A ex-Ministra disse ainda
que “mais de 10% dos veteranos em todo o mundo sofrem trauma pós-guerra, com
sintomas que incluem flashbacks, depressão, comportamentos agressivos e danos
pessoais.” Na Ucrânia não existem estatísticas oficiais sobre as taxas de
suicídio entre os veteranos, mas Oleksandr Tretyakov, então presidente do comité parlamentar de veteranos, disse em 2018 que pelo menos 1.000 veteranos
ucranianos se suicidaram. A somar a isto, muitos ex-soldados relatam sentir-se
mal na sociedade graças à percepção geral de que os militares levam uma vida
fácil, livres das dificuldades económicas vividas por muitos ucranianos.
Como resultado, metade dos veteranos de uma pesquisa recente patrocinada pela
UE disse sentir-se discriminada e mais de um terço relatou sentir-se isolado.
Olga Smirnova,
coordenadora do programa de terapia canina, diz que mais de mil soldados foram
beneficiados desde o seu lançamento com a ajuda de instrutores canadianos em
2015. Os terapeutas caninos usam coletes brilhantes com o nome do programa
"amigo do herói" e foram treinados para não "reagir
agressivamente", segundo diz Natalia Chuprun, que trabalha como voluntária
no programa com seu cachorro Ricky há quatro anos. Chuprun diz que a interacção
com os animais torna mais fácil o envolvimento dos veteranos com "pessoas
que se preocupam com eles", incluindo aqueles que querem ajudá-los
profissionalmente e que os cães também intervêm mos momentos de desespero dos
veteranos, acalmando-os quando sofrem ataques de pânico, ao deitar a seu lado.
Victoria, psicóloga do
hospital militar de Kiev, diz que notou uma queda na ansiedade e na depressão,
assim como um aumento do sono em mais da metade dos pacientes que participam
das sessões de terapia com cães.
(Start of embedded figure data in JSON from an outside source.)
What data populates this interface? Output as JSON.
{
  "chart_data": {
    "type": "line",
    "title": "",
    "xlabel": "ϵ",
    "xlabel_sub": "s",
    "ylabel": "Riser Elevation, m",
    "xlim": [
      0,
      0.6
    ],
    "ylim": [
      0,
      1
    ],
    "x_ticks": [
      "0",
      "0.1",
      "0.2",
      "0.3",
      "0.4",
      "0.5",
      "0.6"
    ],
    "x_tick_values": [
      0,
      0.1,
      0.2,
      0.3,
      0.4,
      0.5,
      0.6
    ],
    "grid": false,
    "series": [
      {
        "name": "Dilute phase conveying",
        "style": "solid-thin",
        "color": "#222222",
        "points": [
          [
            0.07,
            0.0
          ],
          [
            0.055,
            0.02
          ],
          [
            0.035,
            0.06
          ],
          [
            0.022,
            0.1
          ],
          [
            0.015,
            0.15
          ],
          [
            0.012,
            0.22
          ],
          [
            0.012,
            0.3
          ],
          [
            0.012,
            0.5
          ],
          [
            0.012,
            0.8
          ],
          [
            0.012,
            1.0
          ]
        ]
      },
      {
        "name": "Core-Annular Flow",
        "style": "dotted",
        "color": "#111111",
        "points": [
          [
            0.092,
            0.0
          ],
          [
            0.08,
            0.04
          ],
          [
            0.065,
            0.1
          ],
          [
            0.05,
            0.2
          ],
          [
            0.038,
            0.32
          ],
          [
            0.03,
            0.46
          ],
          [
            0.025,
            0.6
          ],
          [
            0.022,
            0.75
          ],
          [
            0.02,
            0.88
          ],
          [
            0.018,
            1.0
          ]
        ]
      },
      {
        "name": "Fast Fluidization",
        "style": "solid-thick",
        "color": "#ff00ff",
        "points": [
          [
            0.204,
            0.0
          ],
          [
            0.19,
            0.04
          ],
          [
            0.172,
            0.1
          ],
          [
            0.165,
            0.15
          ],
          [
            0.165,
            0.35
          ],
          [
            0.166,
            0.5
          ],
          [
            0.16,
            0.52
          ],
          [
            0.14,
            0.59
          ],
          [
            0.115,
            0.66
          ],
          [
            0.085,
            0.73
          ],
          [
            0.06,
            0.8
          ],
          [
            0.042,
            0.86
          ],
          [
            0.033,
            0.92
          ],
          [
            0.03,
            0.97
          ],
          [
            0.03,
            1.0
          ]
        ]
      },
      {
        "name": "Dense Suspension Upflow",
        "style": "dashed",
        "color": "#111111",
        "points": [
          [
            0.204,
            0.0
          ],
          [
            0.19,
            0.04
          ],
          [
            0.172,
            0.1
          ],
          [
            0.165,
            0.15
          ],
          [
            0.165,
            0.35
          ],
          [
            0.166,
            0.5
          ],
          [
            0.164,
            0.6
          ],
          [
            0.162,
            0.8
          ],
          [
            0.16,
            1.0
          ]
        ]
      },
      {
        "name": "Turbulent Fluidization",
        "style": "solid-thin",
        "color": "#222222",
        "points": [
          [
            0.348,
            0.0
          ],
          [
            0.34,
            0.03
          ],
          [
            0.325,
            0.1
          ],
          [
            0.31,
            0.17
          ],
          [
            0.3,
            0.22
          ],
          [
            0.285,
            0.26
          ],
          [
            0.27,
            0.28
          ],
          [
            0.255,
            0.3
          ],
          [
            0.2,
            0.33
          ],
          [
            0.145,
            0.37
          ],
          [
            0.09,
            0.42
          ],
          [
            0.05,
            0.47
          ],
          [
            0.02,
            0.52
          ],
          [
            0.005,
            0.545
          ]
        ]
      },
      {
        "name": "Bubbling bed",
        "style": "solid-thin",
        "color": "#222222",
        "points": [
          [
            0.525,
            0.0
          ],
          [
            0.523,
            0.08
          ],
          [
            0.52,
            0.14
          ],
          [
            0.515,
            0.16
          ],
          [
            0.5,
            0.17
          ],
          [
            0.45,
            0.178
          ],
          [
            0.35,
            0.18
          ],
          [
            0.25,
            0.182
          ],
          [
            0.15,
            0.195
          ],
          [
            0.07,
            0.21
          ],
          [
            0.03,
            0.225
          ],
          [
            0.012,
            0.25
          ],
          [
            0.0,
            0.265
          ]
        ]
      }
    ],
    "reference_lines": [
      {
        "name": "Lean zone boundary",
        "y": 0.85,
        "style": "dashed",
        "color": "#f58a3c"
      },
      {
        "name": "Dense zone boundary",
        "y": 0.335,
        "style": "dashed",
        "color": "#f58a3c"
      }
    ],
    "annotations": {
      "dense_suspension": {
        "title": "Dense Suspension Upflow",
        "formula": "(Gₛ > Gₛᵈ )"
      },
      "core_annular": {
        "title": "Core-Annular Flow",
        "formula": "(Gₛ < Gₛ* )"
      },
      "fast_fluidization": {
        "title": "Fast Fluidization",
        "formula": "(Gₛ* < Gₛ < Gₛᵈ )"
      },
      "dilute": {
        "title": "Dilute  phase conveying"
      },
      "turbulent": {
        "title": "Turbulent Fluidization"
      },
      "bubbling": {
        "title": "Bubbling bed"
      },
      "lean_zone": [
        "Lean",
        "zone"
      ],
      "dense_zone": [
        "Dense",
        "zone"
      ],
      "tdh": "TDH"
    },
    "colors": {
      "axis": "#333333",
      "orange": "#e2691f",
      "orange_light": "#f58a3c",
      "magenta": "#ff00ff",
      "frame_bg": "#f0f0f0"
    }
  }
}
Oleksandr, um veterano de 38 anos que passou
um ano na linha de frente, no leste da Ucrânia, diz que a sua "vida mudou"
desde que Deep Purple, um Retriever do Labrador, lhe foi entregue no seu apartamento
nos arredores de Kiev, que o cão trouxe calma à sua vida e estabilidade aos
seus padrões de sono.
Porque ainda há por aí
muita gente a sofrer de Stress Pós-traumático, relembramos aqui os seus principais
sintomas: recordação involuntária da experiência traumática; pesadelos
frequentes; reacções desproporcionais perante pequenas coisas que fazem lembrar
o acontecimento; choro fácil sem motivo aparente; dificuldades em adormecer e
em manter o sono; recusa persistente de pensamentos, conversas, sentimentos,
locais, pessoas e situações que façam lembrar o acontecimento; guardar
distância emocional e social de pessoas anteriormente significativas e viver
num estado de alerta permanente. Tudo isto flagela os veteranos ucranianos,
esquecidos por razões estratégias e entregues aos seus dedicados terapeutas
caninos. Com o auxílio destes cães é possível que menos veteranos se suicidem e
que mais se reintegrem na sociedade. Apraz-me exclamar: há cães para tudo!